Malgré l’incendie consécutif à l’impact, il est avéré que « les commandes de vol étaient continues sur les parties examinables », c’est-à-dire hors partie avant de la machine.
« Le sélecteur de carburant a été retrouvé en position Fermé (Off). Il est mécaniquement fonctionnel et il est improbable que l’impact ait pu modifier sa position ». En effet, le sélecteur du Viper SD-4 permet quatre positions, sur chaque réservoir (droite et gauche), sur Both et Fermé. Mais pour cette dernière position, une sécurité doit être activée imposant deux actions pour fermer le circuit. Les résultats d’un prélèvement de carburant n’ont pas montré de trace de pollution. L’appareil avait suffisamment de carburant à bord, le pilote ayant fait les pleins au départ de la première branche de navigation.
Le BEA note que le manuel de vol du SD-4, en cas de panne moteur après décollage, indique dans la procédure de couper les magnétos et le circuit carburant avant de sortir les volets à convenance puis d’effectuer un atterrissage forcé. Par ailleurs « la fermeture de l’alimentation en carburant du moteur provoque son arrêt après la consommation de la quantité de carburant résiduelle contenue dans le circuit carburant en aval des réservoirs. Cette quantité résiduelle n’est pas connue. À l’issue de l’accident, l’instructeur de l’école a effectué au sol un essai de coupure carburant en plaçant le sélecteur sur Off sur un Viper SD-4. Le sélecteur sur Off, le moteur tournant à 3.200 tr/mn a fonctionné environ 2 à 3 minutes avant son arrêt.

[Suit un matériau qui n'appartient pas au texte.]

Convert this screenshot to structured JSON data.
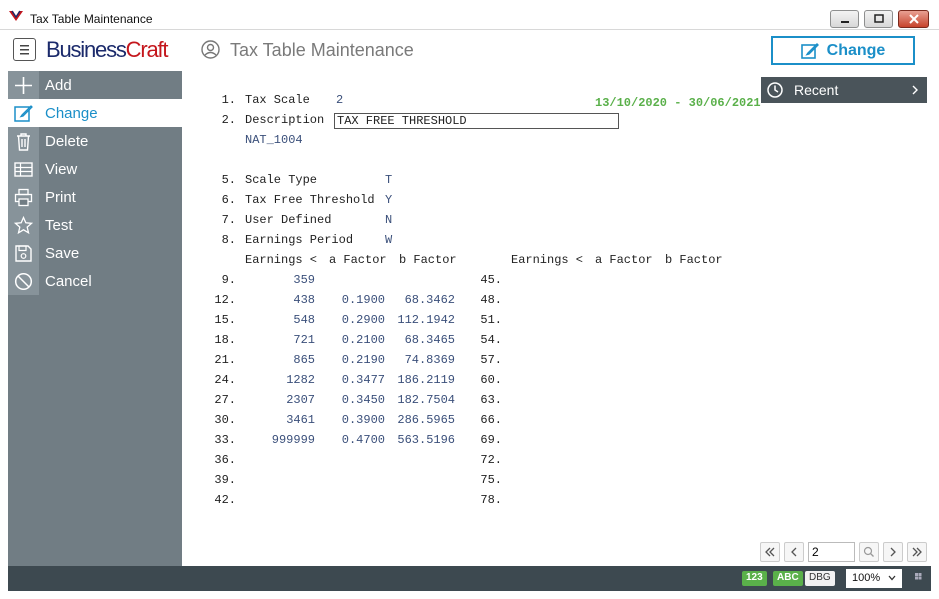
{
  "window": {
    "title": "Tax Table Maintenance",
    "controls": {
      "minimize": "minimize-icon",
      "restore": "restore-icon",
      "close": "close-icon"
    }
  },
  "header": {
    "brand_part1": "Business",
    "brand_part2": "Craft",
    "screen_title": "Tax Table Maintenance",
    "mode_button": "Change",
    "colors": {
      "accent": "#1b8fc8",
      "brand_navy": "#1b2a6b",
      "brand_red": "#c4161c"
    }
  },
  "sidebar": {
    "items": [
      {
        "label": "Add",
        "icon": "plus-icon",
        "active": false
      },
      {
        "label": "Change",
        "icon": "edit-icon",
        "active": true
      },
      {
        "label": "Delete",
        "icon": "trash-icon",
        "active": false
      },
      {
        "label": "View",
        "icon": "table-icon",
        "active": false
      },
      {
        "label": "Print",
        "icon": "printer-icon",
        "active": false
      },
      {
        "label": "Test",
        "icon": "star-icon",
        "active": false
      },
      {
        "label": "Save",
        "icon": "floppy-icon",
        "active": false
      },
      {
        "label": "Cancel",
        "icon": "cancel-icon",
        "active": false
      }
    ]
  },
  "form": {
    "date_range": "13/10/2020 - 30/06/2021",
    "fields": [
      {
        "num": "1.",
        "label": "Tax Scale",
        "value": "2"
      },
      {
        "num": "2.",
        "label": "Description",
        "value": "TAX FREE THRESHOLD"
      }
    ],
    "sub_value": "NAT_1004",
    "flags": [
      {
        "num": "5.",
        "label": "Scale Type",
        "value": "T"
      },
      {
        "num": "6.",
        "label": "Tax Free Threshold",
        "value": "Y"
      },
      {
        "num": "7.",
        "label": "User Defined",
        "value": "N"
      },
      {
        "num": "8.",
        "label": "Earnings Period",
        "value": "W"
      }
    ],
    "table_headers": [
      "Earnings <",
      "a Factor",
      "b Factor"
    ],
    "left_rows": [
      {
        "num": "9.",
        "earnings": "359",
        "a": "",
        "b": ""
      },
      {
        "num": "12.",
        "earnings": "438",
        "a": "0.1900",
        "b": "68.3462"
      },
      {
        "num": "15.",
        "earnings": "548",
        "a": "0.2900",
        "b": "112.1942"
      },
      {
        "num": "18.",
        "earnings": "721",
        "a": "0.2100",
        "b": "68.3465"
      },
      {
        "num": "21.",
        "earnings": "865",
        "a": "0.2190",
        "b": "74.8369"
      },
      {
        "num": "24.",
        "earnings": "1282",
        "a": "0.3477",
        "b": "186.2119"
      },
      {
        "num": "27.",
        "earnings": "2307",
        "a": "0.3450",
        "b": "182.7504"
      },
      {
        "num": "30.",
        "earnings": "3461",
        "a": "0.3900",
        "b": "286.5965"
      },
      {
        "num": "33.",
        "earnings": "999999",
        "a": "0.4700",
        "b": "563.5196"
      },
      {
        "num": "36.",
        "earnings": "",
        "a": "",
        "b": ""
      },
      {
        "num": "39.",
        "earnings": "",
        "a": "",
        "b": ""
      },
      {
        "num": "42.",
        "earnings": "",
        "a": "",
        "b": ""
      }
    ],
    "right_rows": [
      {
        "num": "45."
      },
      {
        "num": "48."
      },
      {
        "num": "51."
      },
      {
        "num": "54."
      },
      {
        "num": "57."
      },
      {
        "num": "60."
      },
      {
        "num": "63."
      },
      {
        "num": "66."
      },
      {
        "num": "69."
      },
      {
        "num": "72."
      },
      {
        "num": "75."
      },
      {
        "num": "78."
      }
    ]
  },
  "recent": {
    "label": "Recent"
  },
  "pager": {
    "page": "2"
  },
  "footer": {
    "badges": [
      "123",
      "ABC",
      "DBG"
    ],
    "zoom": "100%"
  }
}
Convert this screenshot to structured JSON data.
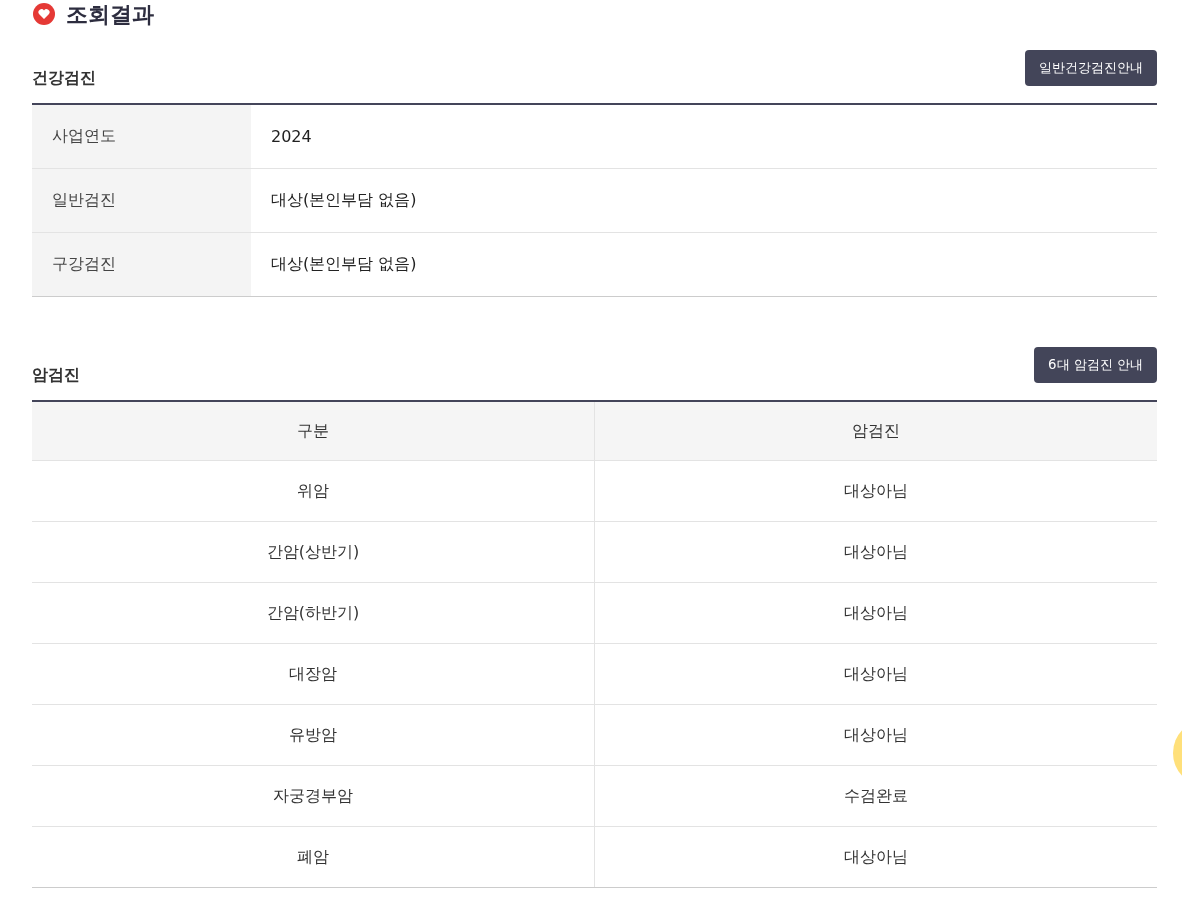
{
  "page_title": "조회결과",
  "health_checkup": {
    "heading": "건강검진",
    "guide_button": "일반건강검진안내",
    "rows": [
      {
        "label": "사업연도",
        "value": "2024"
      },
      {
        "label": "일반검진",
        "value": "대상(본인부담 없음)"
      },
      {
        "label": "구강검진",
        "value": "대상(본인부담 없음)"
      }
    ]
  },
  "cancer_screening": {
    "heading": "암검진",
    "guide_button": "6대 암검진 안내",
    "columns": [
      "구분",
      "암검진"
    ],
    "rows": [
      [
        "위암",
        "대상아님"
      ],
      [
        "간암(상반기)",
        "대상아님"
      ],
      [
        "간암(하반기)",
        "대상아님"
      ],
      [
        "대장암",
        "대상아님"
      ],
      [
        "유방암",
        "대상아님"
      ],
      [
        "자궁경부암",
        "수검완료"
      ],
      [
        "폐암",
        "대상아님"
      ]
    ]
  }
}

Le manuel de vol recommande pour le décollage une puissance de 5.300 tr/mn et de 5.100 tr/mn pour la phase de montée. L’instructeur précise que l’ULM n’est pas équipé de voyant d’alarme en cas de mise en route avec le sélecteur de carburant sur Off ».
En conclusion, le BEA mentionne qu’après la panne moteur, le pilote a « effectué une manoeuvre probablement en vue de revenir atterrir sur la piste. Au cours du virage, l’ULM a décroché puis est entré en collision avec le sol. Le sélecteur de carburant a été retrouvé
sur la position Off. Cette position ne semble pas cohérente avec la décision de revenir sur l’aérodrome, et de plus les instructeurs de l’école n’enseignent pas de couper le carburant en cas de panne moteur en montée initiale. Il semble donc peu probable que le pilote ait modifié la sélection carburant pendant la gestion de l’arrêt moteur ».
En conséquence, le BEA précise que « le pilote a probablement mis le sélecteur sur la position Off à l’issue du vol précédent puis oublié d’ouvrir le carburant lors des actions avant vol. En l’absence d’alarme, le pilote a probablement décollé avec l’arrivée de carburant fermée et le moteur s’est arrêté après la consommation de la quantité de carburant résiduelle contenue dans le circuit ».
Comme pour d’autres accidents parfois, il n’y a donc aucune certitude absolue mais un faisceau d’indices pousse le BEA à émettre la cause la plus probable. Elle est étayée par des témoignages, dont celui mentionnant un arrêt de 30 à 40 secondes au point fixe avant alignement. Sur de nombreuses machines, essence coupée, il y a suffisamment de carburant dans les canalisations pour autoriser le démarrage du moteur, permettre un roulage et un décollage si la distance à parcourir jusqu’au seuil de piste est courte et la procédure avant décollage (essais moteur, actions vitales) est menée très (trop) rapidement. Alors, la panne moteur intervient lors de la course au décollage ou, pire, en montée initiale.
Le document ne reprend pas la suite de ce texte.